I’m Fortunate to Work in a Company of Geniuses.

I’m fortunate to work in a company of geniuses. In fact, PROS has been at the forefront of AI and Machine Learning for almost 20 years, and our team of 40 data scientists (including +20 PhDs) have built some of the most sophisticated algorithms in the industries in which we operate. And with our Microsoft partnership, we are now building cool new generative AI functionality on top of Azure OpenAI. It’s a very exciting time to be working in an AI company, and I consider myself deeply privileged to be working here with such a great group of people. One notable aspect of our AI team is that they publish and present like crazy, and I thought this paper on revenue management in the Airline industry is a particularly good example. Enjoy!

In this paper, we pose a completely different question of interest and a new approach to solve the Revenue Management (RM) problem: Is it possible to directly prescribe control parameters of the RM system using historical data without any demand forecasting?
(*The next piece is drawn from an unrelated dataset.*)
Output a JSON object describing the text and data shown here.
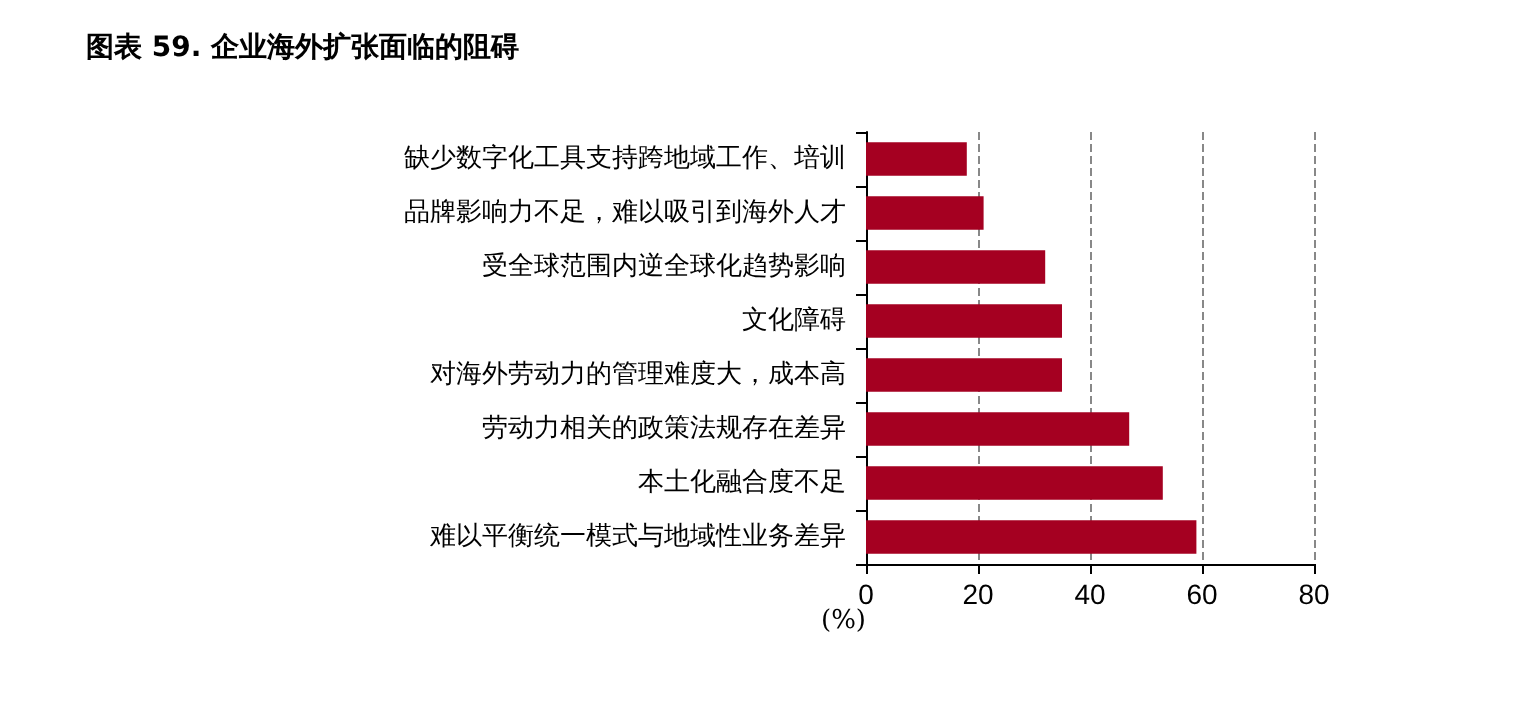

We propose a novel methodology that does not rely on the abovementioned framework with demand forecasting and optimization. It utilizes historical booking data to directly generate the required RM output, skipping demand forecasting altogether. Our approach also alleviates the need of extensive historical data and eases the implementation of RM in practice. That makes our proposed framework accessible to industries relatively new to RM in addition to industries with demand volatility. We focus on generation of marginal opportunity costs (bid prices), which are an important and commonly used output of an RM system, as we will review later in this section.

Through a 3 comprehensive numerical study, we show that our method generates a robust bid price output even in the scenarios of unreliable historical data. Some unique characteristics of our approach that set it apart from conventional RM methodologies, can be summarized below:

• Direct: We generate bid prices directly from historical booking data, skipping demand forecasting completely.

• Adaptive: As we illustrate with an extensive simulation study in Section 4, our methodology is robust with good revenue performance under various scenarios with mis-specified demand.

• Machine Learning (ML) Based: We utilize a deep Neural Network (NN) model as the predictive algorithm, which provides flexibility with respect to data sources and features used for prediction.

It is well recognized that incorporating additional factors such as competitor data, shopping data, and market indicators can improve prediction accuracy in RM and pricing (Gautam, Nayak, & Shebalov, 2021). Although our approach does not require any inputs other than the historical booking data, it can easily incorporate additional data when available.